Gibbons’ strength as a manager – at least, among his supporters including general manager Alex Anthopoulos – is his ability to handle a bullpen. But it’s also a fact that in the post-season, bullpen usage is more than ever under the microscope, because so much organizational energy is focused on breaking down every miniscule detail of every matchup. It’s one thing to say "all hands on deck …" but isn’t there something to be said for going with the relievers that brought your team to the playoffs in the first place?

I asked Lowe what went through his mind and the minds of the other relievers when they saw Price and even Stroman in the bullpen for Game 4.

"Honestly, there are some guys it might get to," he said. "I mean, I’ve been in a few bullpens where it might have. But this one … I just think this entire bullpen has one mentality: we all want to win ball games."

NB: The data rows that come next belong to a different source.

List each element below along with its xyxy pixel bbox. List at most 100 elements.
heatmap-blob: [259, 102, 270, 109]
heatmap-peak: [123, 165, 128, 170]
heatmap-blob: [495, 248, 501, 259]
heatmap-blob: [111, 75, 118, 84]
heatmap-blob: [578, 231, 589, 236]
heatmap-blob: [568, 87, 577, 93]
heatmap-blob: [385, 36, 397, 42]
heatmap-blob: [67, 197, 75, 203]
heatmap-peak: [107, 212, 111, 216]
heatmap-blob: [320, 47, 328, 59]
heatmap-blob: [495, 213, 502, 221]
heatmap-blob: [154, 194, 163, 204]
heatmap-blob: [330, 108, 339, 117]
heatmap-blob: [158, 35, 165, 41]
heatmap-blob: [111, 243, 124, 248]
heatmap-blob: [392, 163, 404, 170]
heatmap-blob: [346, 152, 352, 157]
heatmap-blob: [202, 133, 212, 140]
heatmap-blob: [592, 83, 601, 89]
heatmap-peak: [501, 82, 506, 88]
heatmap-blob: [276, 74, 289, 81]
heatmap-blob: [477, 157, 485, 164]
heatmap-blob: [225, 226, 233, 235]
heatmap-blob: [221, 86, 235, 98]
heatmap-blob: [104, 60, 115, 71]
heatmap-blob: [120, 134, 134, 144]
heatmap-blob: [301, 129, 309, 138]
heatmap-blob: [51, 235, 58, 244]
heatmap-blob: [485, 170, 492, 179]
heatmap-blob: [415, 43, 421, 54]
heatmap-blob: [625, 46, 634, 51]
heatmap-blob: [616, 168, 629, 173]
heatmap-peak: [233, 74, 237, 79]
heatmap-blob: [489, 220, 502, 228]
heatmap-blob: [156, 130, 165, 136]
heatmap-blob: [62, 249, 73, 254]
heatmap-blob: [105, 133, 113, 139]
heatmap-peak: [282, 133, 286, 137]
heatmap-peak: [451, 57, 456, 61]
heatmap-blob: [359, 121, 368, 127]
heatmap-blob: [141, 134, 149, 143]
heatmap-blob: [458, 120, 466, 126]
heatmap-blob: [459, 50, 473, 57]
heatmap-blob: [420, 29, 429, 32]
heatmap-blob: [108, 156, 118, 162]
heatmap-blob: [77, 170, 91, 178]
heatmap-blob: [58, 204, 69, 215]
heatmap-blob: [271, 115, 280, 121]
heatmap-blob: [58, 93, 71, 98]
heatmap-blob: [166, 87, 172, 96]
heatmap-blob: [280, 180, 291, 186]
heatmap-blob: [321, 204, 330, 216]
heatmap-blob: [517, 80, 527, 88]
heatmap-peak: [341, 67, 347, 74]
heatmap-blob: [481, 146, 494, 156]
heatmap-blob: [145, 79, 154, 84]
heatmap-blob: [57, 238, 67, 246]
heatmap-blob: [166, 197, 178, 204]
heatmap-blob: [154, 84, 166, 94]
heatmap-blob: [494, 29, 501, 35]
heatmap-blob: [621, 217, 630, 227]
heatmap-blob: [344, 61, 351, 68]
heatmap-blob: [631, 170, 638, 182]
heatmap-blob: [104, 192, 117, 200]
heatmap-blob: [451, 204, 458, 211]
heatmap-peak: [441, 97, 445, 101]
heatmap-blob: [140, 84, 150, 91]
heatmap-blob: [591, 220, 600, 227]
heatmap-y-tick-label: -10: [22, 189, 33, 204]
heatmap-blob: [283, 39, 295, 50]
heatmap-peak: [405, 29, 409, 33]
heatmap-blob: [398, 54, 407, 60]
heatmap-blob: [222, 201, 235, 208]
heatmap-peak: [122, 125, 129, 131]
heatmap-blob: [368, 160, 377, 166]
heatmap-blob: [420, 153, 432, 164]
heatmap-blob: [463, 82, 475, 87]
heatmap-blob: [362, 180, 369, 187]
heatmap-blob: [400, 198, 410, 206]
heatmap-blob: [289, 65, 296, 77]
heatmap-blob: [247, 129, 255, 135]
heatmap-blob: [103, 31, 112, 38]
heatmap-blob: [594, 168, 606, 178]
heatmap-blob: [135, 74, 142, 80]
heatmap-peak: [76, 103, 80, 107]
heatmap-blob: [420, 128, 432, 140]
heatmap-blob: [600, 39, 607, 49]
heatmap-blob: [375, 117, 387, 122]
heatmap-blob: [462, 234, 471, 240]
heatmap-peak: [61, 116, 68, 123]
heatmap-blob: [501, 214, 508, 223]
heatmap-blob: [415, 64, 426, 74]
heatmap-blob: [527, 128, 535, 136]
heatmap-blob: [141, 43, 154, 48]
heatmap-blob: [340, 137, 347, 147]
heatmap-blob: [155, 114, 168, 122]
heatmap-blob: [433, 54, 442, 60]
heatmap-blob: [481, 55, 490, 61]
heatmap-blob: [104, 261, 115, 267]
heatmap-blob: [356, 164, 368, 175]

Stroman said that although he was in the bullpen for Game 4, he knew Gibbons’ plan. "There was talks prior to the game that (they) wouldn’t like to use both of us," he said. "So once he (Price) went in, I kind of figured I would get the ball in Game 5."

And so he will. It is the right call; it was the only call, in truth, after what the Blue Jays saw from Price in Game 1.

"He defied all the odds, for sure," Gibbons said of Stroman. "I didn’t expect it … but thank God he’s here."